Nakano e suas histórias já seriam dor de cabeça suficiente para Bozano, que fundou seu banco em 1961, tendo como sócio o ex-ministro da Fazenda Mario Henrique Simonsen. Mas as complicações não pararam por aí. No início da semana, a Receita Federal deu início aos procedimentos para cobrar do Bozano, Simonsen uma multa de mais de 1 bilhão de reais por operações realizadas em paraísos fiscais – e que não têm a ver com as acusações de Nakano. A Receita estava investigando desde março as operações, destinadas aparentemente a reduzir o imposto sobre o lucro, entre o Bozano, Simonsen e sua subsidiária Bozano Overseas. Era tradição do banco usar o que é chamado no mercado pelo eufemismo de "política fiscal agressiva" – que nada mais é do que encontrar brechas na legislação com o objetivo de pagar menos imposto. O valor astronômico da multa não é incomum. Sobre o Banespa paira uma cobrança por motivos semelhantes de 2,7 bilhões de reais. A Panamco, a maior engarrafadora de Coca-Cola do país, deve 2 bilhões de reais ao Fisco paulista. De recurso em recurso, esses processos se arrastam por anos e, em geral, as multas são drasticamente reduzidas na Justiça antes de ser pagas.

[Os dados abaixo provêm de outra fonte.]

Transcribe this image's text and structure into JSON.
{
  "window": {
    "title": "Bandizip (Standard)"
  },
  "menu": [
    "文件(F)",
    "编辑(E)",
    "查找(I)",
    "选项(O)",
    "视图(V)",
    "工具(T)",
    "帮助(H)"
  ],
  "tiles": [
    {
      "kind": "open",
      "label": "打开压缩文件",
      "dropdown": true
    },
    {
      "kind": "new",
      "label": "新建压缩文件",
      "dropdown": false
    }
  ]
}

O banco recorreu da decisão da Receita. Embora o valor seja alto, a multa não teria o mesmo efeito se tivesse pegado o Bozano em uma fase diferente. Ocorre que Júlio Bozano está atualmente concluindo a venda de seu banco para o espanhol Santander. No mercado chegou a correr o boato maldoso de que o negócio seria suspenso. Na quinta-feira passada, o banco espanhol reafirmou oficialmente seu interesse na compra. O preço final ficou em 1,87 bilhão de reais, mas o Santander tem lá suas garantias. Como sempre ocorre nesse tipo de transação, parte do dinheiro da venda ficará depositada em um terceiro banco. O Bozano só a receberá quando os compradores espanhóis tomarem pé da situação. Caso a multa tenha mesmo de ser paga, seu valor será abatido desse total.